Hypnagogic hallucinations

These hallucinations are those that appear during sleep paralysis. They may be auditory or visual - some people may even feel seized. In a waking nightmare, the person sees or senses the presence of an evil entity. To avoid these hallucinations, overwork is to be avoided; it's also best not to sleep on your back, a position conducive to dreams and nightmares.

Parasomnie exemples


It's simply involuntary bedwetting in children. Considered a normal development of the bladder, other factors can trigger this problem, such as a psychological or physiological disorder. If it persists after 8 years, a consultation is in order.


A form of vocal somnambulism, somniloquists talk in their sleep. They may exclaim, ask a question or chat, often in response to a dream. This disorder is generally harmless, although it can lead to misunderstandings.

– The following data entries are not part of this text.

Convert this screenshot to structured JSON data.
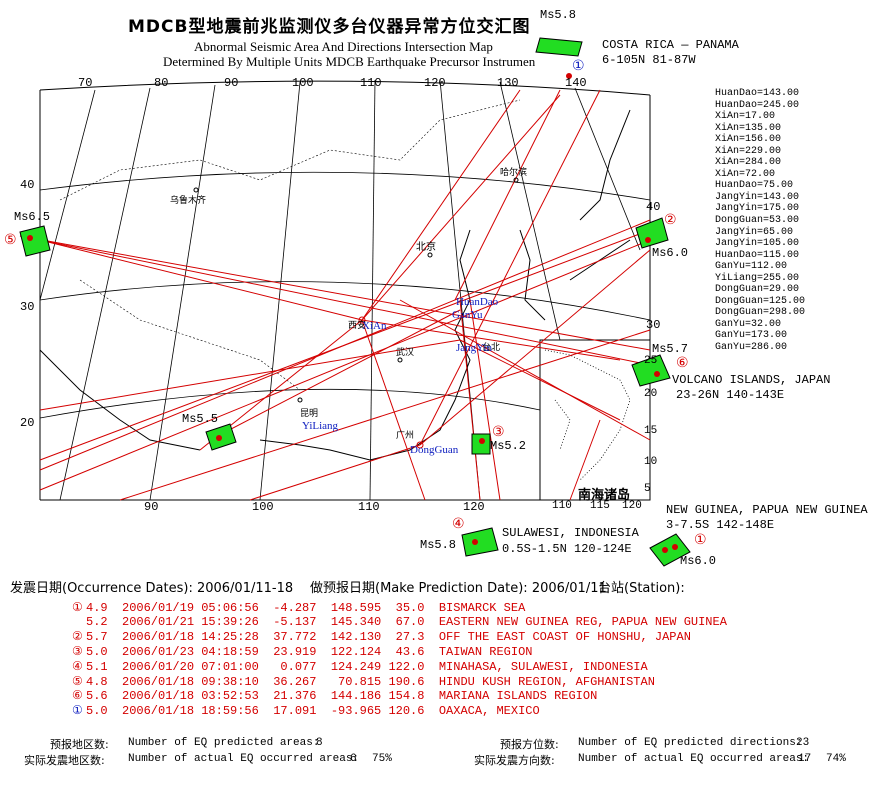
{
  "header": {
    "title_cn": "MDCB型地震前兆监测仪多台仪器异常方位交汇图",
    "subtitle_line1": "Abnormal Seismic Area And Directions Intersection Map",
    "subtitle_line2": "Determined By Multiple Units MDCB Earthquake Precursor Instrumen"
  },
  "map": {
    "top_lon_ticks": [
      "70",
      "80",
      "90",
      "100",
      "110",
      "120",
      "130",
      "140"
    ],
    "bottom_lon_ticks": [
      "90",
      "100",
      "110",
      "120"
    ],
    "left_lat_ticks": [
      "40",
      "30",
      "20"
    ],
    "right_lat_ticks": [
      "40",
      "30"
    ],
    "inset_lat_ticks": [
      "25",
      "20",
      "15",
      "10",
      "5"
    ],
    "inset_lon_ticks": [
      "110",
      "115",
      "120"
    ],
    "inset_label": "南海诸岛",
    "city_labels": {
      "urumqi": "乌鲁木齐",
      "harbin": "哈尔滨",
      "beijing": "北京",
      "xian_city": "西安",
      "wuhan": "武汉",
      "kunming": "昆明",
      "guangzhou": "广州",
      "taipei": "台北"
    },
    "station_labels": {
      "huandao": "HuanDao",
      "ganyu": "GanYu",
      "xian": "XiAn",
      "jangyin": "JangYin",
      "yiliang": "YiLiang",
      "dongguan": "DongGuan"
    }
  },
  "areas": [
    {
      "id": "costa-rica",
      "marker": "①",
      "marker_color": "#1020c0",
      "mag": "Ms5.8",
      "name": "COSTA RICA — PANAMA",
      "range": "6-105N 81-87W"
    },
    {
      "id": "japan",
      "marker": "②",
      "marker_color": "#d40000",
      "mag": "Ms6.0",
      "name": "",
      "range": ""
    },
    {
      "id": "west",
      "marker": "⑤",
      "marker_color": "#d40000",
      "mag": "Ms6.5",
      "name": "",
      "range": ""
    },
    {
      "id": "volcano",
      "marker": "⑥",
      "marker_color": "#d40000",
      "mag": "Ms5.7",
      "name": "VOLCANO ISLANDS, JAPAN",
      "range": "23-26N 140-143E"
    },
    {
      "id": "myanmar",
      "marker": "",
      "marker_color": "#d40000",
      "mag": "Ms5.5",
      "name": "",
      "range": ""
    },
    {
      "id": "taiwan",
      "marker": "③",
      "marker_color": "#d40000",
      "mag": "Ms5.2",
      "name": "",
      "range": ""
    },
    {
      "id": "sulawesi",
      "marker": "④",
      "marker_color": "#d40000",
      "mag": "Ms5.8",
      "name": "SULAWESI, INDONESIA",
      "range": "0.5S-1.5N  120-124E"
    },
    {
      "id": "png",
      "marker": "①",
      "marker_color": "#d40000",
      "mag": "Ms6.0",
      "name": "NEW GUINEA, PAPUA NEW GUINEA",
      "range": "3-7.5S 142-148E"
    }
  ],
  "azimuths": [
    "HuanDao=143.00",
    "HuanDao=245.00",
    "XiAn=17.00",
    "XiAn=135.00",
    "XiAn=156.00",
    "XiAn=229.00",
    "XiAn=284.00",
    "XiAn=72.00",
    "HuanDao=75.00",
    "JangYin=143.00",
    "JangYin=175.00",
    "DongGuan=53.00",
    "JangYin=65.00",
    "JangYin=105.00",
    "HuanDao=115.00",
    "GanYu=112.00",
    "YiLiang=255.00",
    "DongGuan=29.00",
    "DongGuan=125.00",
    "DongGuan=298.00",
    "GanYu=32.00",
    "GanYu=173.00",
    "GanYu=286.00"
  ],
  "info": {
    "occurrence_label": "发震日期(Occurrence Dates): 2006/01/11-18",
    "prediction_label": "做预报日期(Make Prediction Date): 2006/01/11",
    "station_label": "台站(Station):"
  },
  "events": [
    {
      "marker": "①",
      "marker_color": "#d40000",
      "text": "4.9  2006/01/19 05:06:56  -4.287  148.595  35.0  BISMARCK SEA"
    },
    {
      "marker": "",
      "marker_color": "#d40000",
      "text": "5.2  2006/01/21 15:39:26  -5.137  145.340  67.0  EASTERN NEW GUINEA REG, PAPUA NEW GUINEA"
    },
    {
      "marker": "②",
      "marker_color": "#d40000",
      "text": "5.7  2006/01/18 14:25:28  37.772  142.130  27.3  OFF THE EAST COAST OF HONSHU, JAPAN"
    },
    {
      "marker": "③",
      "marker_color": "#d40000",
      "text": "5.0  2006/01/23 04:18:59  23.919  122.124  43.6  TAIWAN REGION"
    },
    {
      "marker": "④",
      "marker_color": "#d40000",
      "text": "5.1  2006/01/20 07:01:00   0.077  124.249 122.0  MINAHASA, SULAWESI, INDONESIA"
    },
    {
      "marker": "⑤",
      "marker_color": "#d40000",
      "text": "4.8  2006/01/18 09:38:10  36.267   70.815 190.6  HINDU KUSH REGION, AFGHANISTAN"
    },
    {
      "marker": "⑥",
      "marker_color": "#d40000",
      "text": "5.6  2006/01/18 03:52:53  21.376  144.186 154.8  MARIANA ISLANDS REGION"
    },
    {
      "marker": "①",
      "marker_color": "#1020c0",
      "text": "5.0  2006/01/18 18:59:56  17.091  -93.965 120.6  OAXACA, MEXICO"
    }
  ],
  "footer": {
    "predicted_areas_cn": "预报地区数:",
    "predicted_areas_en": "Number of EQ predicted areas:",
    "predicted_areas_val": "8",
    "actual_areas_cn": "实际发震地区数:",
    "actual_areas_en": "Number of actual EQ occurred areas:",
    "actual_areas_val": "6",
    "actual_areas_pct": "75%",
    "predicted_dirs_cn": "预报方位数:",
    "predicted_dirs_en": "Number of EQ predicted directions:",
    "predicted_dirs_val": "23",
    "actual_dirs_cn": "实际发震方向数:",
    "actual_dirs_en": "Number of actual EQ occurred areas:",
    "actual_dirs_val": "17",
    "actual_dirs_pct": "74%"
  },
  "colors": {
    "area_fill": "#22dd22",
    "line_red": "#d40000",
    "marker_blue": "#1020c0"
  }
}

Grinding your teeth at night has a name: bruxism. These repeated contractions of the jaws cause an unpleasant noise for those around them, but present no particular danger. Dental devices are available to prevent tooth wear.

Sleep apnea

As the name implies, sleep apnea is when you stop breathing during the night. The causes can be varied: for example, a lack of muscle tone or obesity. The frequency of sleep apnea in sufferers is very high, and can lead to serious health problems, including cardiovascular disease. If you experience drowsiness during the day, or your partner notices loud snoring or pauses in breathing at night, make an appointment with your doctor.

Read also: "Sleep apnea - Definition, mechanism and treatment"

Nocturnal eating disorders

Still little known, nocturnal eating disorders generally lead to hyperphagia in the evening or at night. They occur in people with eating disorders, such as bulimia, or those trying to lose weight. Consult a specialist.